ETF brasileiro salta mais de 1% após Moro decretar a prisão de Lula

O movimento indica que o Ibovespa pode seguir seu movimento de alta no pregão desta sexta-feira.

Lula
(Ricardo Stuckert/ Instituto Lula)

SÃO PAULO - O ETF (Exchange Traded Fund) EWZ iShares MSCI Brazil Capped, que representa os papéis com maior peso no Ibovespa, ganhou força no after market após o juiz federal Sérgio Moro decretar a prisão do ex-presidente Luiz Inácio Lula da Silva.

Às 18h27 (horário de Brasília), no after market, o EWZ tinha forte alta de 1,18%, após subir 0,66% no pregão regular. O movimento indica que o Ibovespa pode seguir seu movimento de alta no pregão desta sexta-feira. Entre os ADRs, o Itaú Unibanco chamava mais atenção, com ganhos de 1,12%, a US$ 15,29.

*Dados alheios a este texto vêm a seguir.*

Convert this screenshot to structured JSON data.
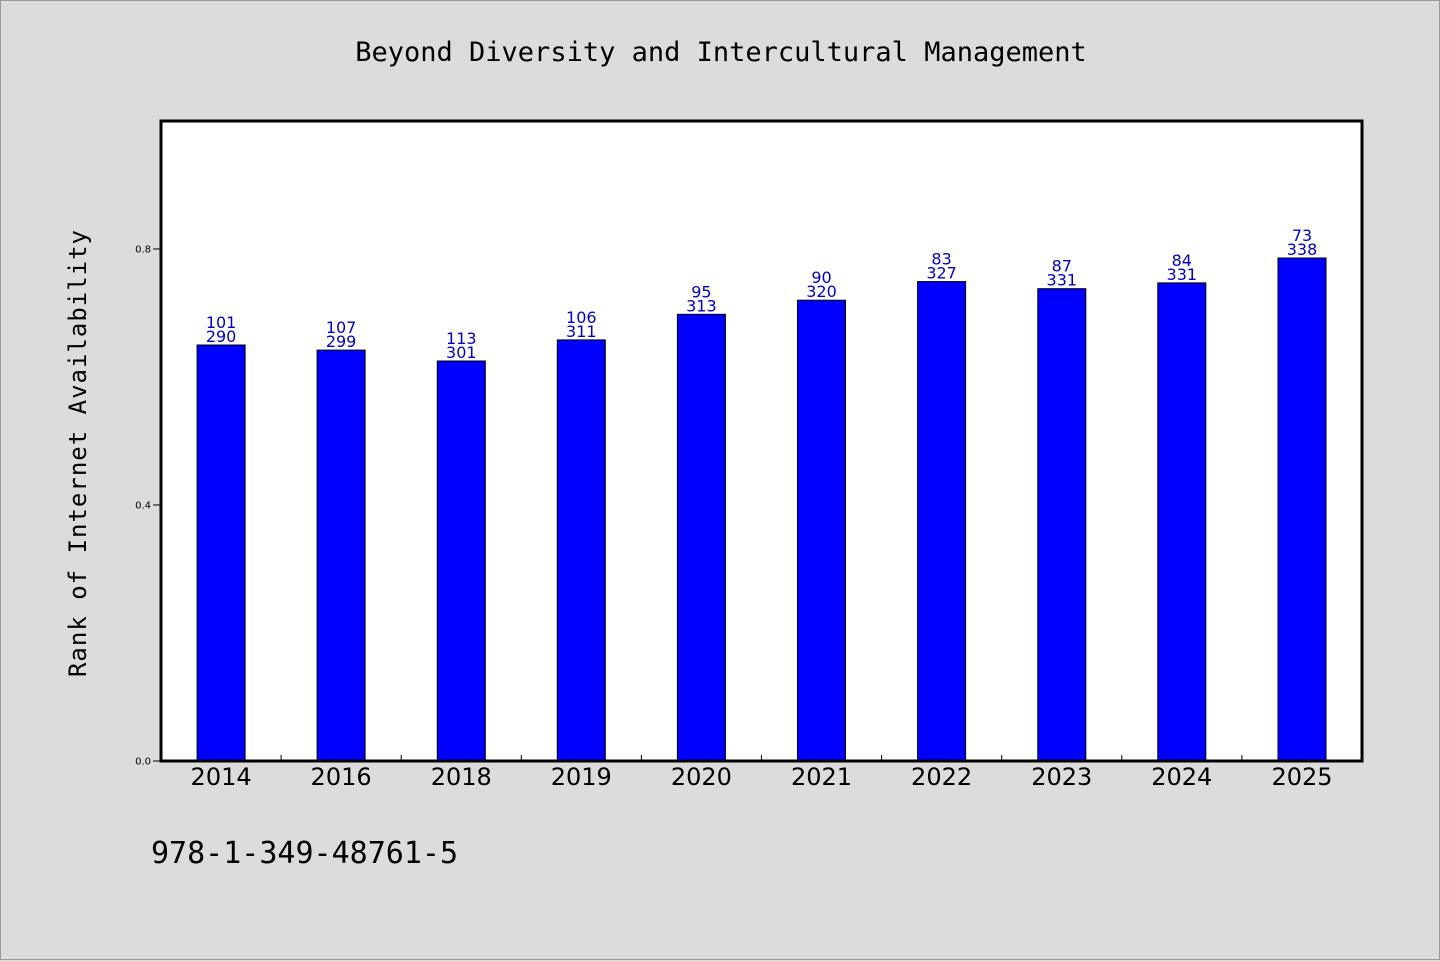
{
  "chart_data": {
    "type": "bar",
    "title": "Beyond Diversity and Intercultural Management",
    "xlabel": "",
    "ylabel": "Rank of Internet Availability",
    "categories": [
      "2014",
      "2016",
      "2018",
      "2019",
      "2020",
      "2021",
      "2022",
      "2023",
      "2024",
      "2025"
    ],
    "values": [
      0.65,
      0.642,
      0.625,
      0.658,
      0.698,
      0.72,
      0.749,
      0.738,
      0.747,
      0.786
    ],
    "annotations_top": [
      "101",
      "107",
      "113",
      "106",
      "95",
      "90",
      "83",
      "87",
      "84",
      "73"
    ],
    "annotations_bottom": [
      "290",
      "299",
      "301",
      "311",
      "313",
      "320",
      "327",
      "331",
      "331",
      "338"
    ],
    "ylim": [
      0,
      1.0
    ],
    "yticks": [
      0.0,
      0.4,
      0.8
    ],
    "ytick_labels": [
      "0.0",
      "0.4",
      "0.8"
    ],
    "bar_color": "#0000ff",
    "label_color": "#0000cc",
    "grid": false,
    "legend": "none"
  },
  "footer": {
    "isbn": "978-1-349-48761-5"
  }
}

De acordo com o despacho, Lula tem até as 17h de amanhã para se apresentar voluntariamente à Polícia Federal em Curitiba (PR). O líder petista foi condenado, por unanimidade pelos desembargadores da 8ª Turma do Tribunal Regional Federal da 4ª Região, a 12 anos e 1 mês de prisão pelos crimes de corrupção passiva e lavagem de dinheiro.

A decisão de Moro ocorre antes do fim do prazo para a defesa de Lula apresentar embargos secundários na segunda instância, fixado em 10 de abril. O recurso normalmente é considerado meramente protelatório pelos desembargadores do TRF-4, o que respalda a determinação do cumprimento de pena neste momento.

Contudo, caso os embargos dos embargos sejam apresentados e reconhecidos pelos desembargadores, o recurso tem efeito suspensivo na pena. Embora a possibilidade de isso acontecer, nesta hipótese, Lula poderia aguardar em liberdade o julgamento do novo recurso.